How often does your father’s name open doors for you?
I have to thank God for that. Almost 60 years in ministry, God has helped him to build a good name and the name is not tarnished. I know for sure that there are some doors that will not open if not for him and for the name God has helped him to build. I say that in an humble manner, giving all the glory to God that this is what has happened and that is why I guard than name jealously. I always make sure that I’m not in a place where people would say, ‘Ah, are you not the son of so, so, so?’ I instill that in my children too.
Many pastors struggle with different temptations, women, money and so on? What has been your biggest challenge?
Thank God that the grace of God has covered me with that because of the examples of Baba that I see. He and my mummy were married for 50 years before she passed on. When we were growing up, he would tell us, ‘I don’t have a girlfriend anywhere. I don’t have any child anywhere. Everyone of you, one man one wife.’ Number two, he was always instilling it in us to be content with whatever we had. So whatever God gives to me, I gladly accept it without coveting. If there are pastors doing well where they are I celebrate the grace of God upon their lives. In our church in Dallas, I always tell them I’m a pastor that will not use gimmick to get money from anybody. The way I see my father, he is not a greedy minister. Baba could have been riding a jet, but he would rather give his money and serve the poor.

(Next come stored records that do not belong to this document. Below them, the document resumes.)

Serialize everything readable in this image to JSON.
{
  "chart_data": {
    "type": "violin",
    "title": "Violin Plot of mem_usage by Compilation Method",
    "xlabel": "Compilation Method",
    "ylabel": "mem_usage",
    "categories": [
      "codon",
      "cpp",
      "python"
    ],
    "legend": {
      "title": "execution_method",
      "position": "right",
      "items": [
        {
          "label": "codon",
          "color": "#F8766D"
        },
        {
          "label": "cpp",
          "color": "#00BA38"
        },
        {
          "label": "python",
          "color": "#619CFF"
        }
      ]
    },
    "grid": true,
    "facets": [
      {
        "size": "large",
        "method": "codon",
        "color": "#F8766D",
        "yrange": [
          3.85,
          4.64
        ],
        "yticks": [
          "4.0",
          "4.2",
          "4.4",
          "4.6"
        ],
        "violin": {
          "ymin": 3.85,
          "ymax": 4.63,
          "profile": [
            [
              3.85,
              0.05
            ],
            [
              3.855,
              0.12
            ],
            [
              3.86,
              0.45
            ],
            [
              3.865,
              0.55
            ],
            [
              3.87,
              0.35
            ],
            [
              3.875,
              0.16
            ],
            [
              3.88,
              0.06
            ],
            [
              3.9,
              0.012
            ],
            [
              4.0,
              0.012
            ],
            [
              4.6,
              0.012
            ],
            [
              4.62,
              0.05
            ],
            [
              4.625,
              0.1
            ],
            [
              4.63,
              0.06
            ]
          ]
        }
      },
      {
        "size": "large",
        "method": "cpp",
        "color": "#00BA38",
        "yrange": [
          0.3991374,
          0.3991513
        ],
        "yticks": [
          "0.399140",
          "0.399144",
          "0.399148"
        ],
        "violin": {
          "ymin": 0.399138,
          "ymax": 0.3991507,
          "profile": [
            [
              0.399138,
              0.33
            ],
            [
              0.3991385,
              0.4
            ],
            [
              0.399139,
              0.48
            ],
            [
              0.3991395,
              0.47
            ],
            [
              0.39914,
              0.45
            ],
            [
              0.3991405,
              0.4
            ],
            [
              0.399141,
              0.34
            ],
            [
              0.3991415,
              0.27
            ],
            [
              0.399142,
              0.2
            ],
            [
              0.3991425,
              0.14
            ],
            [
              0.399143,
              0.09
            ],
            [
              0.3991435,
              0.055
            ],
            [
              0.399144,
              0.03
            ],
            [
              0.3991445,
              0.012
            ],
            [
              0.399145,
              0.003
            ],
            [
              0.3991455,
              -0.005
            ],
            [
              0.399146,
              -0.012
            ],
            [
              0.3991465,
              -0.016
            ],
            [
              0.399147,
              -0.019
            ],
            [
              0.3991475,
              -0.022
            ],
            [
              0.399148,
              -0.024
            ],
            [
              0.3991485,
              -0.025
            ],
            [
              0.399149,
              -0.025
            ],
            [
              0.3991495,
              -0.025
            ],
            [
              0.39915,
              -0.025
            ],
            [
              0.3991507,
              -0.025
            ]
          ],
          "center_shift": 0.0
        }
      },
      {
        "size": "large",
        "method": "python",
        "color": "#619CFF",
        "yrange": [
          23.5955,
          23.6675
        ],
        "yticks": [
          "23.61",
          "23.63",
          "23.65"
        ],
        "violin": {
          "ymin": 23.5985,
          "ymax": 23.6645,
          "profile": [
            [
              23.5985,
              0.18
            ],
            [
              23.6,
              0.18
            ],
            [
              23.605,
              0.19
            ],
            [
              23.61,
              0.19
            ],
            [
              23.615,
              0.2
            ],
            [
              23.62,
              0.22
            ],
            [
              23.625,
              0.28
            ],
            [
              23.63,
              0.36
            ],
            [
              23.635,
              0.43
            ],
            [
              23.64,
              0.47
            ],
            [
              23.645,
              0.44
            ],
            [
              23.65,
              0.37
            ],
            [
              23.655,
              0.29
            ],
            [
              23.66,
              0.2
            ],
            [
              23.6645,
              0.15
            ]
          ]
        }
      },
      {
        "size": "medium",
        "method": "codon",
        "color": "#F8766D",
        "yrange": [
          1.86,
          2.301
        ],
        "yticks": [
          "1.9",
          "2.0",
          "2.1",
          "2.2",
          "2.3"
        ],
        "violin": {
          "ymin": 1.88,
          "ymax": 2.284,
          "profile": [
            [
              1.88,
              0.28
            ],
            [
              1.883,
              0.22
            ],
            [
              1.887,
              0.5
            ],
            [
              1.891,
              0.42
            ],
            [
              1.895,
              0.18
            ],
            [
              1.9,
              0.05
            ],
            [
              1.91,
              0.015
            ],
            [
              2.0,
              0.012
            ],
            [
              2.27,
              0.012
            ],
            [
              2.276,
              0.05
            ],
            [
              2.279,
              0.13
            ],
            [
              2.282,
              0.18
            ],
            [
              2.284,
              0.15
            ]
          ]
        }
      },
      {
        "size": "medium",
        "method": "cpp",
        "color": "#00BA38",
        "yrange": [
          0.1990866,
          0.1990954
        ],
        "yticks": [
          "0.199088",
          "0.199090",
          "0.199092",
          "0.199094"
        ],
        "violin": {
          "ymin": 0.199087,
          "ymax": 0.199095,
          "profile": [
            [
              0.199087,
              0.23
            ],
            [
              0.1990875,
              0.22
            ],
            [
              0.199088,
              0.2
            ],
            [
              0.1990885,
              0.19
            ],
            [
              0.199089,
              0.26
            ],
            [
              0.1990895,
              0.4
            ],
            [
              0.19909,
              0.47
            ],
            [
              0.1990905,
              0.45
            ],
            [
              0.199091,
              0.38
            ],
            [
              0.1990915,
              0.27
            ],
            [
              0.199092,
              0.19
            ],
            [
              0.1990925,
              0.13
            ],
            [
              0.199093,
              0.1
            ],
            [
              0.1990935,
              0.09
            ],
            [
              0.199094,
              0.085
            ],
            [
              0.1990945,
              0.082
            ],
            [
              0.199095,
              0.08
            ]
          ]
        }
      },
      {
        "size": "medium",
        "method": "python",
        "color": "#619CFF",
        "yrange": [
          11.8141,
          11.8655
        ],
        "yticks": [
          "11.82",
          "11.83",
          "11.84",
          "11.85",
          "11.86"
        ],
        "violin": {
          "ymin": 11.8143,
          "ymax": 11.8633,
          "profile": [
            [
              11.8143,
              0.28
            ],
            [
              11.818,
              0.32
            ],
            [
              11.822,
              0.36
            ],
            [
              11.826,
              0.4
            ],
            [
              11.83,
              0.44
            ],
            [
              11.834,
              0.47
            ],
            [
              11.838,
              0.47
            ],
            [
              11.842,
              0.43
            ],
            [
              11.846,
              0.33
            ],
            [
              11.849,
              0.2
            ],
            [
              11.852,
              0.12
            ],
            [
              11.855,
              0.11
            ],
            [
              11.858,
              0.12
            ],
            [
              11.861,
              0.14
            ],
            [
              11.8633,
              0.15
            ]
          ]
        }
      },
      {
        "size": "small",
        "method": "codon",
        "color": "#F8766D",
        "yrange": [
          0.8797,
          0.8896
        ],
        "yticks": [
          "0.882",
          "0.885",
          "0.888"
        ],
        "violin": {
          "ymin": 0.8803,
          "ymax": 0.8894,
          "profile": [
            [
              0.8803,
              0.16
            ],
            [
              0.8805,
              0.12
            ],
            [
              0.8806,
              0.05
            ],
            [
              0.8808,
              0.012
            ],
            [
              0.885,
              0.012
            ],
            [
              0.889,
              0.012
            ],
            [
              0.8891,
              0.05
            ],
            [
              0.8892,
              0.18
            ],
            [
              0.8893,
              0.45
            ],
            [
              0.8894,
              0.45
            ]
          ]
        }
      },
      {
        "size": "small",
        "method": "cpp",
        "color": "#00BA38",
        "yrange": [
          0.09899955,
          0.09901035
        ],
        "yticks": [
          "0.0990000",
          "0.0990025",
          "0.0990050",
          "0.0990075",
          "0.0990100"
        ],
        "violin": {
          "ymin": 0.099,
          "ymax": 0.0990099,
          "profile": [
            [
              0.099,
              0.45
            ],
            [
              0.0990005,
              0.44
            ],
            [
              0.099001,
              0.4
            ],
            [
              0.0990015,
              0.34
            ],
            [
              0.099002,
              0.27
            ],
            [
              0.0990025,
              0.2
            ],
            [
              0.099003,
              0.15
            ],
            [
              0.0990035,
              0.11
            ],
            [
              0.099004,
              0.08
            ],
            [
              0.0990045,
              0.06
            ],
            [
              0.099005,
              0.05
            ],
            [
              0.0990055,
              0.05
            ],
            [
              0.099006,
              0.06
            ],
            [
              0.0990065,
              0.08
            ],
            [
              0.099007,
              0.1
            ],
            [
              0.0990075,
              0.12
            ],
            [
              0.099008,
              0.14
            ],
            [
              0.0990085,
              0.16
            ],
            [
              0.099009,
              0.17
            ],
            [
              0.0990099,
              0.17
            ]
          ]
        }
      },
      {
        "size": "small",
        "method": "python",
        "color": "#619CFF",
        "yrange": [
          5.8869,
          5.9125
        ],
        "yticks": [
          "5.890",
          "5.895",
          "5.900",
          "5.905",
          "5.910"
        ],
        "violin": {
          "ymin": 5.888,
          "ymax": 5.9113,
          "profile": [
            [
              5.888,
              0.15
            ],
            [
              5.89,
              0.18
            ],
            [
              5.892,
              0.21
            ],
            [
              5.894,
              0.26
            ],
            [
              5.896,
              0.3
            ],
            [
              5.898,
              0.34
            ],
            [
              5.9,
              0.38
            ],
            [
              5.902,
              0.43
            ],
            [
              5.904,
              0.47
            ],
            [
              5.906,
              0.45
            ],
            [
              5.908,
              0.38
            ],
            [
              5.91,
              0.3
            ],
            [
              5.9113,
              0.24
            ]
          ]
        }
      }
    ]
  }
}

Do you sometimes feel that life could be better if you were doing a secular job?
No. It has never crossed my mind like that, because I believe that there are things God is bringing my way now that would not have happened in a secular world.
It is an open secret that the church is polarised. You belong to the new generation of CAC. What are you doing to bring the church back under one roof?
It is an unfortunate thing that happened several years ago. But the current generation of leaders is working seriously on it to bring the church together. We the new generation or the next generation, we must be one. When Jesus Christ was praying for his disciples, He said so that they may be one. It is quite unfortunate that it is the Christendom that we have a lot of factions. We have created identities: Cele, Redeemed, Winner. God said you are one in Christ.
I know that as far as the CAC is concerned there has been a challenge; there is no doubt about it. They are working on that.
Before we started this interview session, you placed a call to your wife, sounding like someone deeply in love. How did you meet her?
Yes I’m in love. I met her in the early 90s. I was living in a different state from where my wife was. My wife was living in Maryland. Baba had a church in Maryland and when Baba would come, my wife was the one that would interpret for him. She had been a wonderful interpreter from a very small age in her father’s church herein Ojodu, CAC, Ojodu, Lagos. She was a Sunday school teacher and also an interpreter. When she came to the US, Baba would speak and she would be the one to interpret. I don’t know what happened, one day, Baba just asked me, ‘Can you relocate and help one church there?’ I was the music director. I play instruments. I got there and I started to notice that whenever I was with her, everybody would just leave us alone.
The first day we met, it was in church that we met, because she was living with her pastor then. We started to talk and one thing led to the other. We got married in 1999.